The government will publish a consultation in early 2026 on the implementation of a ‘simpler’ product to support first time buyers to buy a home.  

Once available, this new product will replace the Lifetime ISA.   

Pledge to re-engineer EIS & VCT schemes 

The Chancellor spoke to re-engineering Enterprise Investment Scheme (EIS) and Venture Capital Trust (VCT) schemes, so they don’t just back early-stage ideas but stay with companies as they grow. 

The government will increase the annual limit that can be invested into companies via VCT and EIS to £10m, and £20m for so-called ‘knowledge intensive companies’ (KICs), as well as increasing the lifetime company investment limit to £24m, and £40m for KICs.   

Income Tax relief on VCTs reduces from 30 per cent to 20 per cent from April 2026, whilst EIS stays at 30 per cent. 

£2,000 salary sacrifice cap confirmed 

Reeves capped the NICs exemption for salary-sacrificed pension contributions at £2,000, with employee contributions above that taxed in the same way as other earnings. This is due to come in from April 2029.   

All employer pension contributions will continue to be free of NICs. There could be opportunities to bring forward employee pension contributions before the change. 

Employees who choose to sacrifice salary to receive tax free childcare or child benefit can keep doing so.  

State pension to increase by 4.8 per cent

Those on the full new state pension will see their weekly payments go up from £230.25 to £241.30 (£12,547 a year) under the triple lock mechanism – a rise of more than £550 per year. 

The full basic state pension weekly amount will go up from £176.45 to £184.91 (£9,615 a year) – an increase of just under £440 a year. 

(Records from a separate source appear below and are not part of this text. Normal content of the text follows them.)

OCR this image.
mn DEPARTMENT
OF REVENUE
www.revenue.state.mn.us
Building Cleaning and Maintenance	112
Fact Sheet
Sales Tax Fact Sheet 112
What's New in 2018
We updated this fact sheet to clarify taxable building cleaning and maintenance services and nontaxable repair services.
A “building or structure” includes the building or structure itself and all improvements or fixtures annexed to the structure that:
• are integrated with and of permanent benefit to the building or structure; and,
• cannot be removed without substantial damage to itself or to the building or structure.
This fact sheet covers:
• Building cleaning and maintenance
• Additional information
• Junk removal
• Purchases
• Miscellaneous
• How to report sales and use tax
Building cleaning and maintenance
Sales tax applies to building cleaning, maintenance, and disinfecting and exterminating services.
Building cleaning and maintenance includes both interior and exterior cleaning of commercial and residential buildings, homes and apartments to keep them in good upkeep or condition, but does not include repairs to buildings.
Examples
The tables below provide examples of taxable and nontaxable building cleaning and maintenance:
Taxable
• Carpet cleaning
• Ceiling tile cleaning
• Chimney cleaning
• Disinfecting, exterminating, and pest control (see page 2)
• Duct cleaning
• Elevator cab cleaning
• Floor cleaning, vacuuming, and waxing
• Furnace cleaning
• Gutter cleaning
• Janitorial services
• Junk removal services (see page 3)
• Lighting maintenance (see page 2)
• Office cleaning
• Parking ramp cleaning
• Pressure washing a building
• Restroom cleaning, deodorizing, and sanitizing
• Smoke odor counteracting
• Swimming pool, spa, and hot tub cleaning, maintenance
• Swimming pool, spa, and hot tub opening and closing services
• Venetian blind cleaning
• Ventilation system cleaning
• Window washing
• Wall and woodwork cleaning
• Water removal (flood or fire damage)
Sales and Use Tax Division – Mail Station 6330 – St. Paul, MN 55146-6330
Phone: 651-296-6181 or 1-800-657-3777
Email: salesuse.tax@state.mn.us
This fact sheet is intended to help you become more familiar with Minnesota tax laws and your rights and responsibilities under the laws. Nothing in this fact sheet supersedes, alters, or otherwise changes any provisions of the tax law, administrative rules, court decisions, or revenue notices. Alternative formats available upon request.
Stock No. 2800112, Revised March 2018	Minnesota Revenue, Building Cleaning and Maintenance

Agricultural property relief & business property relief 

The £1m allowance for the 100 per cent rate of agricultural property relief and business property relief will be transferable between spouses and civil partners bringing this into line with other IHT reliefs.  

New tax to be levied on electric vehicle drivers 

A new tax on electric vehicles (EVs) will apply, with EV drivers charged 3p per mile, on top of other road taxes from April 2028. 

The chancellor eased the pain slightly by extending the UK’s new electric car grant until 2030. 

The grant currently subsidises the price of a new EV by between £1,500 and £3,750 depending on the model. 

Other measures 

  • From April 2026, workers over 21 will see a 4.1 per cent increase to their minimum wage, bringing it to £12.71 an hour and those aged 18 to 20 will see an 8.5 per cent increase to £10.85. 
  • Fuel duty frozen for five months after April 2026, followed by a staged increase from September 2026. 
  • Regulated rail fares for journeys in England frozen next year for the first time since 1996. 
  • Tax on sugary drinks extended to pre-packaged milkshakes and lattes from 2028, reversing an exemption when the tax was introduced in 2018.  
  • The two-child benefit cap is scrapped from April 2026. 
  • A stamp duty holiday for companies newly listing on the London Stock Exchange will be in place for three years. 
  • The gambling industry is going to be taxed more, to raise more than £1bn. Remote gaming duty will rise to 40 per cent from 21 per cent while online betting tax will rise from 15 per cent to 25 per cent.